Wijith DeChickera notes that the barometer of rights and reforms may have dropped – and the balloon of growth and progress is rising

February in our isle is a time of heady ideas. Freedom is in the air, fresh from the febrile hopes of the New Year. Independence Day can be a crucible in which the hopes of a pluralist inclusive nation could be forged – or the anvil on which faith may well be crushed again by a polarised and divided polity.

Feels like charity should trump chauvinism but one suspects it won’t.

Liberty, someone wrote a long time ago in a fairer republic, what crimes are committed in thy name! Far be it from us (as a newfound patriotic people) to wish for such a calamity to befall our beloved country.

This year, the zeitgeist favours less reforms oriented transformational fervour. The time for a certain type of reformist revolution is over. Certainly, the ‘8 January Revolution’ of 2015 proved to be a damp squib – with some exceptions such as a freer media, an independent (or was it, given those notorious leaked CDs?) judiciary and the right to access state information for oversight purposes. There was also a zeitgeist of tolerance and laissez faire.

Sadly for civil society, the would-be reformers demonstrated themselves to be in need of reformation themselves! Now, the executive is leading a different campaign of radical change based on law and order (impartial). The thing is to keep it from degenerating into law by order (selective).

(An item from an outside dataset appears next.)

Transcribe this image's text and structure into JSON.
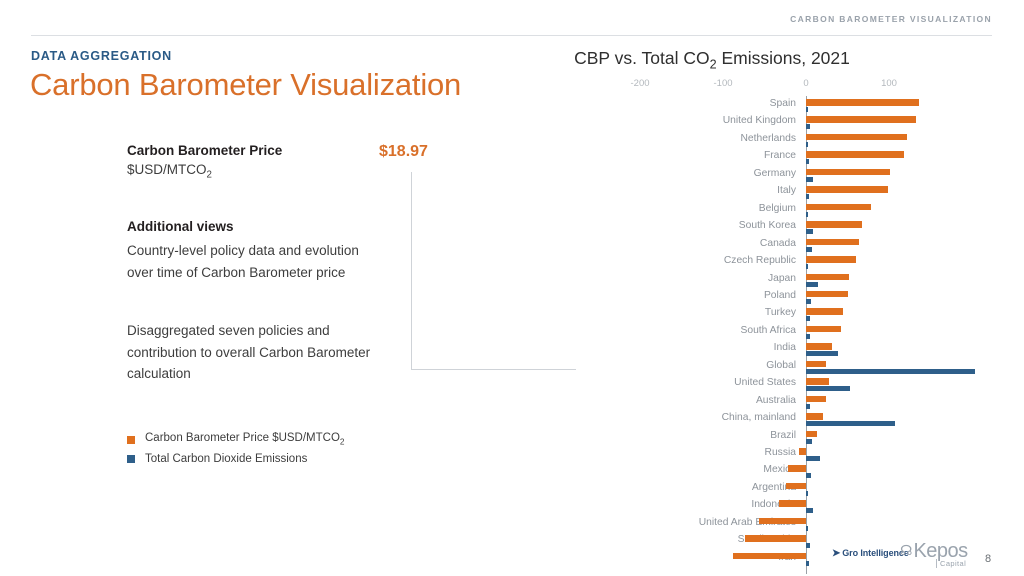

HEALTHY REPUBLIC A heartfelt nationwide cry for change has been the clarion call since before that fateful presidential election on 16 November. In sundry spheres of the corridors of power and from state machinery to marketplace ethics, Sri Lanka’s post-independence need was for growth with equity; development with concern for equitability; and progress with peace and justice.

And in any nation state worth its salt as a modern player in an internationalist arena, that would be the rallying cry for elected standard-bearers of the people.

Yet, it remains to be seen if a monolithic government is up to the challenges ahead. It’s still very early days indeed, and mixed signals emanate from power centres that characterise a regime with great potential to sign, seal and deliver a new deal like never before.

On the one hand – a technocratic leader with the drive, a meritocratic approach to national appointments… the signs are good. On the other – lapses in filling some key posts, a move to consolidate executive power over other arms of government… some cracks are starting to show.

MIA FUNDAMENTALS While public spaces are bound to become pleasantly safer to be in, a corresponding space – the ability to critically engage government if you don’t agree with its mandarins and their policies – may be shrinking.

This of course, is more intuited by the dissenters rather than instituted by our democratically elected – yet clearly, majoritarian – government. And its man-date may be interpreted more narrowly than is desirable in the larger national interest. Singing the national anthem in a single language is the case in point.

That the incumbent regime means serious business is very clear to those who have vision to see. This may not include those who have turned a Nelsonian eye on arresting developments of late.

There is such a thing as even the most intelligent of interlocutors being naive or simple in their interpretation of recent events – whether it is by design (i.e. they have a vested interest in endorsing the status quo) or default (viz. there are no hidden agendas, simply pressing bottom line realities) is a moot point, which big business doesn’t discuss.

ECONOMIC DRIVE It’s far too early for prophecies or predictions. In the short to medium terms, the government’s economic policies seem more likely to challenge delivery on soft essentials, hard infrastructure, sundry processes through fiscal diktats (e.g. a minimum wage of Rs. 1,000 for a cash strapped tea industry) and tax cuts. Question is: how will there be a recovery?

It also remains to be seen how soon and by how much the state’s mantra of ‘security, stability, sustainability, sovereignty’ will yield the quantum of dividends that a neo-democratic society expects. In the short term, business confidence – yet, not quite its bottom line – has bounced back…

is probably what has corporate Sri Lanka so gung-go about this presidency.

From a miniscule escort on the day of a prorogued parliament’s first session in early January to surprise visits to national establishments such as an airport, the Department  of Motor Traffic in Werahera and the National Hospital in Colombo, the president is personally sending out strong signals about ‘discipline’ and ‘efficiency’ like none of his predecessors have done.

It is government by example, enquiry and engagement at the ground level. The danger of it escalating into the business of dynamic governance by a streamlined bureaucratic mindset seems slim.

There is a challenge to civil society however, on the constitutional tinkering front. Commerce and industry may welcome a shift in the balance of power between president and prime minister but whether it will serve the state or some vested interests might suggest proceeding with caution.